Dès vendredi, les droits de douanes sur les voitures, produits pharmaceutiques ou le vin, que l'UE exporte vers l'Argentine, le Brésil, le Paraguay et l'Uruguay seront "supprimés ou considérablement réduits".

"C'est une grande journée", a salué le commissaire européen au Commerce, Maros Sefcovic, qualifiant cet accord d'"historique".

"C'est en réalité une journée bien sombre", rétorque l'eurodéputée française Manon Aubry à l'AFP. Les agriculteurs européens "vont se confronter à une concurrence déloyale de centaines de milliers de tonnes de denrées agricoles qui vont inonder le marché européen, avec des normes sanitaires et environnementales au rabais", alerte l'élue de gauche radicale, très investie sur ce dossier.
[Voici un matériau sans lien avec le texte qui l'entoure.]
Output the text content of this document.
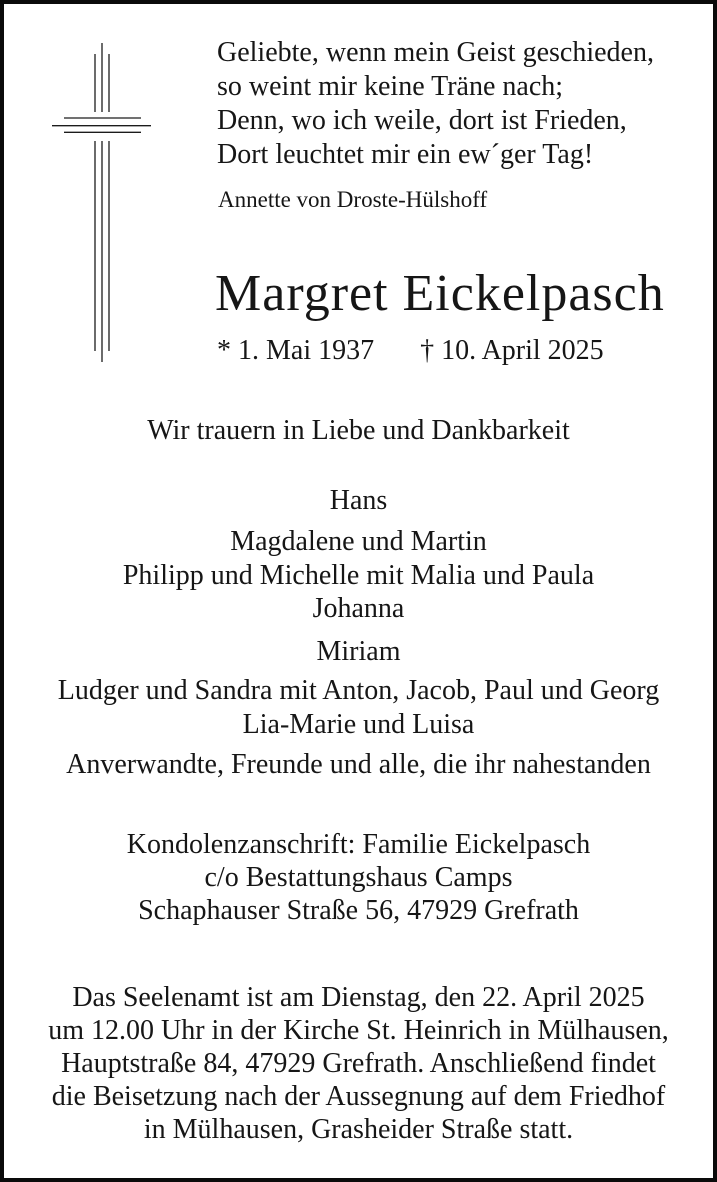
Geliebte, wenn mein Geist geschieden,
so weint mir keine Träne nach;
Denn, wo ich weile, dort ist Frieden,
Dort leuchtet mir ein ew´ger Tag!
Annette von Droste-Hülshoff
Margret Eickelpasch
* 1. Mai 1937 † 10. April 2025
Wir trauern in Liebe und Dankbarkeit
Hans
Magdalene und Martin
Philipp und Michelle mit Malia und Paula
Johanna
Miriam
Ludger und Sandra mit Anton, Jacob, Paul und Georg
Lia-Marie und Luisa
Anverwandte, Freunde und alle, die ihr nahestanden
Kondolenzanschrift: Familie Eickelpasch
c/o Bestattungshaus Camps
Schaphauser Straße 56, 47929 Grefrath
Das Seelenamt ist am Dienstag, den 22. April 2025
um 12.00 Uhr in der Kirche St. Heinrich in Mülhausen,
Hauptstraße 84, 47929 Grefrath. Anschließend findet
die Beisetzung nach der Aussegnung auf dem Friedhof
in Mülhausen, Grasheider Straße statt.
- Les tracteurs à Bruxelles -

Cet accord commercial a fait l'objet d'innombrables rebondissements depuis les premières négociations, lancées à la fin des années 1990.

Et pour cause: les deux camps sont fondamentalement divisés quant à ses effets.

Pour ses partisans, Berlin et Madrid en tête, ce texte va permettre de relancer l'économie européenne, en souffrance face à la concurrence de la Chine et aux droits de douane des Etats-Unis.

Pour ses détracteurs, le risque est au contraire de bousculer l'agriculture européenne avec des produits importés moins chers et pas forcément respectueux des normes de l'UE, faute de contrôles suffisants. On retrouve ici la France, la Pologne, et de nombreux agriculteurs.

Dans l'espoir d'amadouer ce camp-ci, Bruxelles a enchaîné les concessions ces derniers mois, dont des garanties renforcées pour les produits les plus sensibles.

Mais rien n'y a fait.

Equipés de tracteurs, fumigènes et drapeaux, les agriculteurs sont venus crier leur colère jusque dans les rues de Bruxelles et de Strasbourg, devant le Parlement européen.

Et le traité de libre-échange, qui facilite l'entrée en Europe de bœuf, sucre, riz, miel et soja sud-américains, avec des quotas de produits détaxés qui inquiètent les filières concernées, a finalement été signé mi-janvier.

- Diversifier les partenariats -

Le Parlement européen a dans la foulée saisi la justice pour vérifier la légalité de l'accord.

En attendant cette décision de la Cour de justice de l'UE, d'ici peut-être plus d'un an, la Commission a décidé d'appliquer cet accord de façon provisoire, ce qu'elle est en droit de faire.

Une décision là encore critiquée par la France - son président Emmanuel Macron a parlé d'une "mauvaise surprise" - et les agriculteurs.

Au sein des cortèges du monde agricole, la présidente de la Commission européenne Ursula von der Leyen a souvent cristallisé les critiques, se faisant vilipender nommément.

Celle-ci rétorque que l'UE n'a d'autre choix que de diversifier ses partenariats commerciaux face au retour de Donald Trump à la Maison Blanche.

Elle a donc aussi scellé un accord commercial avec l'Inde fin janvier et avec l'Australie en mars.

Pour marquer l'entrée en vigueur de celui du Mercosur vendredi, la cheffe de l'exécutif européen échangera, aux côtés du président du Conseil européen, Antonio Costa, par visioconférence, avec les dirigeants des pays du Mercosur.